Andaikata kita mampu mendayagunakan sistem multi level marketing dalam dakwah kita, tentu akan lebih ringan kondisi hari hari kita dibandingkan dengan hari hari terakhir ini. Bukankah Tuhan menjanjikan pahala sebesar nilai orang yang melakukan kebaikan kepada orang yang mengajarkannya, cermatilah bahwa Tuhan mengajarkan sistem jaringan jauh jauh hari sebelum multi level marketing ditemukan. Bukankah itu tanda tanda kebesaran-Nya dan betapa hebat modal yang Ia siapkan untuk kita ?. Ya, kita harus memulainya dari diri kita. Anggaplah kita downline dengan upline langsung Nabi Muhammad SAW, pemilik modalnya siapa lagi kalau bukan Allah Rabbul Jalil. Sebagai downline level satu mari kita berlomba lomba mendapatkan downline level dua sebanyak 5 orang saja dalam 4 atau 6 bulan. Andaikata hal sama dilakukan oleh dowline kita, dalam kurun waktu 1, 2, 3 dan bertahun tahun kemudian tentu akan banyak tercipta kader kader dakwah yang mumpuni dan tahan uji.

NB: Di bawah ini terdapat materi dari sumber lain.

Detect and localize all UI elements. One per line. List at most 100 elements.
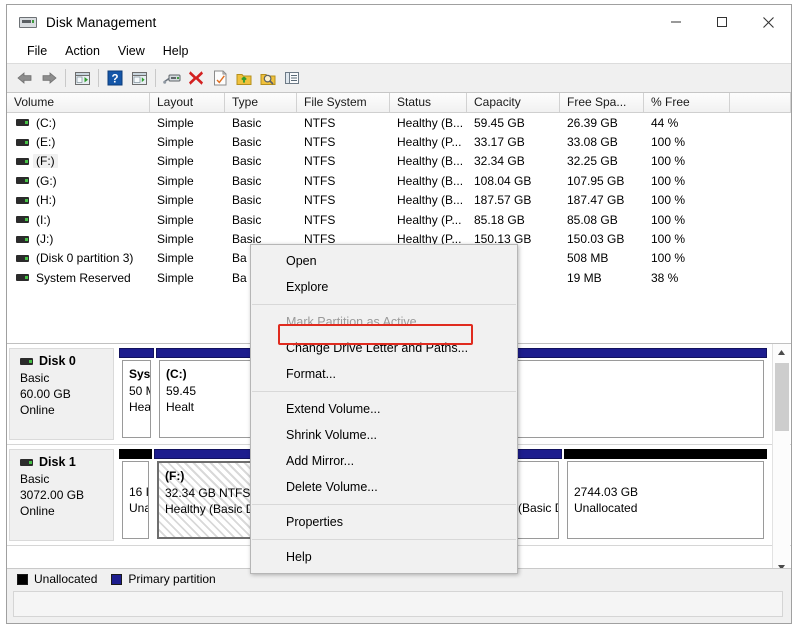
cell-status: Healthy (P... <box>397 135 462 150</box>
cell-fs: NTFS <box>304 193 336 208</box>
volume-icon <box>16 157 29 165</box>
menu-item-delete-volume[interactable]: Delete Volume... <box>251 474 517 500</box>
cell-capacity: 32.34 GB <box>474 154 525 169</box>
cell-free: 508 MB <box>567 251 609 266</box>
cell-free: 33.08 GB <box>567 135 618 150</box>
rescan-disks-icon[interactable] <box>160 66 184 90</box>
volume-icon <box>16 216 29 224</box>
cell-volume: (Disk 0 partition 3) <box>7 251 150 265</box>
export-list-icon[interactable] <box>232 66 256 90</box>
window-controls <box>653 5 791 39</box>
disk-info-panel[interactable]: Disk 1 Basic 3072.00 GB Online <box>9 449 114 541</box>
menu-item-properties[interactable]: Properties <box>251 509 517 535</box>
disk-title: Disk 0 <box>20 354 113 368</box>
up-one-level-icon[interactable] <box>70 66 94 90</box>
title-bar: Disk Management <box>7 5 791 39</box>
menu-action[interactable]: Action <box>56 42 109 60</box>
column-header-status[interactable]: Status <box>390 93 467 112</box>
legend-swatch-primary-partition <box>111 573 123 585</box>
table-row[interactable]: (F:) Simple Basic NTFS Healthy (B... 32.34 GB… <box>7 152 791 171</box>
cell-pct: 100 % <box>651 173 686 188</box>
detail-view-icon[interactable] <box>280 66 304 90</box>
properties-icon[interactable] <box>208 66 232 90</box>
column-header-type[interactable]: Type <box>225 93 297 112</box>
help-icon[interactable]: ? <box>103 66 127 90</box>
disk-name: Disk 1 <box>39 455 76 469</box>
column-header-percent-free[interactable]: % Free <box>644 93 730 112</box>
partition-block[interactable]: 2744.03 GB Unallocated <box>564 449 767 541</box>
menu-separator <box>252 504 516 505</box>
cell-pct: 100 % <box>651 212 686 227</box>
cell-capacity: 187.57 GB <box>474 193 532 208</box>
maximize-button[interactable] <box>699 5 745 39</box>
cell-type: Basic <box>232 173 262 188</box>
cell-layout: Simple <box>157 193 194 208</box>
scrollbar-thumb[interactable] <box>775 363 789 431</box>
cell-status: Healthy (B... <box>397 193 464 208</box>
disk-icon <box>20 458 33 466</box>
show-hide-console-tree-icon[interactable] <box>127 66 151 90</box>
delete-icon[interactable] <box>184 66 208 90</box>
menu-item-shrink-volume[interactable]: Shrink Volume... <box>251 422 517 448</box>
table-row[interactable]: (E:) Simple Basic NTFS Healthy (P... 33.17 GB… <box>7 132 791 151</box>
cell-capacity: 33.17 GB <box>474 135 525 150</box>
column-header-file-system[interactable]: File System <box>297 93 390 112</box>
volume-label: (G:) <box>36 173 57 188</box>
menu-help[interactable]: Help <box>154 42 198 60</box>
menu-item-change-drive-letter-and-paths[interactable]: Change Drive Letter and Paths... <box>251 335 517 361</box>
disk-type: Basic <box>20 371 50 385</box>
disk-icon <box>20 357 33 365</box>
volume-icon <box>16 274 29 282</box>
legend-label-primary-partition: Primary partition <box>128 572 216 586</box>
column-header-volume[interactable]: Volume <box>7 93 150 112</box>
table-row[interactable]: (C:) Simple Basic NTFS Healthy (B... 59.45 GB… <box>7 113 791 132</box>
volume-label: (F:) <box>33 154 58 169</box>
cell-free: 19 MB <box>567 270 602 285</box>
menu-item-add-mirror[interactable]: Add Mirror... <box>251 448 517 474</box>
menu-item-extend-volume[interactable]: Extend Volume... <box>251 396 517 422</box>
disk-size: 3072.00 GB <box>20 488 85 502</box>
menu-item-format[interactable]: Format... <box>251 361 517 387</box>
volume-icon <box>16 119 29 127</box>
column-header-layout[interactable]: Layout <box>150 93 225 112</box>
cell-fs: NTFS <box>304 135 336 150</box>
partition-block[interactable]: System Rese 50 MB NTFS Healthy (Syst <box>119 348 154 440</box>
table-row[interactable]: (I:) Simple Basic NTFS Healthy (P... 85.18 GB… <box>7 210 791 229</box>
partition-details: System Rese 50 MB NTFS Healthy (Syst <box>122 360 151 438</box>
cell-layout: Simple <box>157 270 194 285</box>
legend-item-unallocated: Unallocated <box>17 572 97 586</box>
cell-pct: 100 % <box>651 135 686 150</box>
partition-block[interactable]: 16 I Una <box>119 449 152 541</box>
partition-details: 2744.03 GB Unallocated <box>567 461 764 539</box>
close-button[interactable] <box>745 5 791 39</box>
volume-list-header: Volume Layout Type File System Status Ca… <box>7 93 791 113</box>
menu-file[interactable]: File <box>18 42 56 60</box>
cell-free: 187.47 GB <box>567 193 625 208</box>
graphical-view-scrollbar[interactable] <box>772 344 790 576</box>
minimize-button[interactable] <box>653 5 699 39</box>
volume-label: (E:) <box>36 135 56 150</box>
toolbar-separator <box>155 69 156 87</box>
back-arrow-icon[interactable] <box>13 66 37 90</box>
cell-type: Basic <box>232 212 262 227</box>
menu-item-open[interactable]: Open <box>251 248 517 274</box>
table-row[interactable]: (G:) Simple Basic NTFS Healthy (B... 108.04 G… <box>7 171 791 190</box>
forward-arrow-icon[interactable] <box>37 66 61 90</box>
search-icon[interactable] <box>256 66 280 90</box>
cell-layout: Simple <box>157 212 194 227</box>
cell-status: Healthy (B... <box>397 115 464 130</box>
menu-item-help[interactable]: Help <box>251 544 517 570</box>
volume-icon <box>16 254 29 262</box>
cell-fs: NTFS <box>304 212 336 227</box>
disk-info-panel[interactable]: Disk 0 Basic 60.00 GB Online <box>9 348 114 440</box>
volume-icon <box>16 138 29 146</box>
partition-line3: Unallocated <box>574 501 638 515</box>
scroll-up-icon[interactable] <box>773 344 790 361</box>
menu-item-explore[interactable]: Explore <box>251 274 517 300</box>
menu-view[interactable]: View <box>109 42 154 60</box>
partition-details: 16 I Una <box>122 461 149 539</box>
table-row[interactable]: (H:) Simple Basic NTFS Healthy (B... 187.57 G… <box>7 191 791 210</box>
column-header-free-space[interactable]: Free Spa... <box>560 93 644 112</box>
toolbar: ? <box>7 63 791 93</box>
column-header-capacity[interactable]: Capacity <box>467 93 560 112</box>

Yang terus harus diingat oleh kita adalah bahwa perintah Allah untuk menjaga sholat lima waktu diiringi dengan perintah untuk menjaga sholat wustha. Apa itu sholat wustha?. Yaitu sholat antara dua sholat. Aktifitas kita sehari hari dari selepas Shubuh sampai Dzuhur atau dari selepas Dzuhur sampai Ashar atau selepas Ashar sampai Maghrib atau selepas Maghrib sampai Isya atau selepas Isya sampai Shubuh adalah sholat wustha. Sholat aplikatif implementatif. Sesejati sejatinya sholat.
Andaikata kita rajin sholat lima waktu ditambah sholat sholat sunnah lain yang mengikuti sampai hitam jidat kita tetapi sholat aplikatif kita penuh dengan tipudaya, pengkhianatan, egoisme, kesombongan, kesewenangan dan seabrek sifat sifat syaithaniyyah lainnya, maka kita perlu curiga kepada diri kita jangan jangan ada Tuhan lain yang menggantikan Allah dalam hati, jangan jangan Tuhan kita adalah downline iblis.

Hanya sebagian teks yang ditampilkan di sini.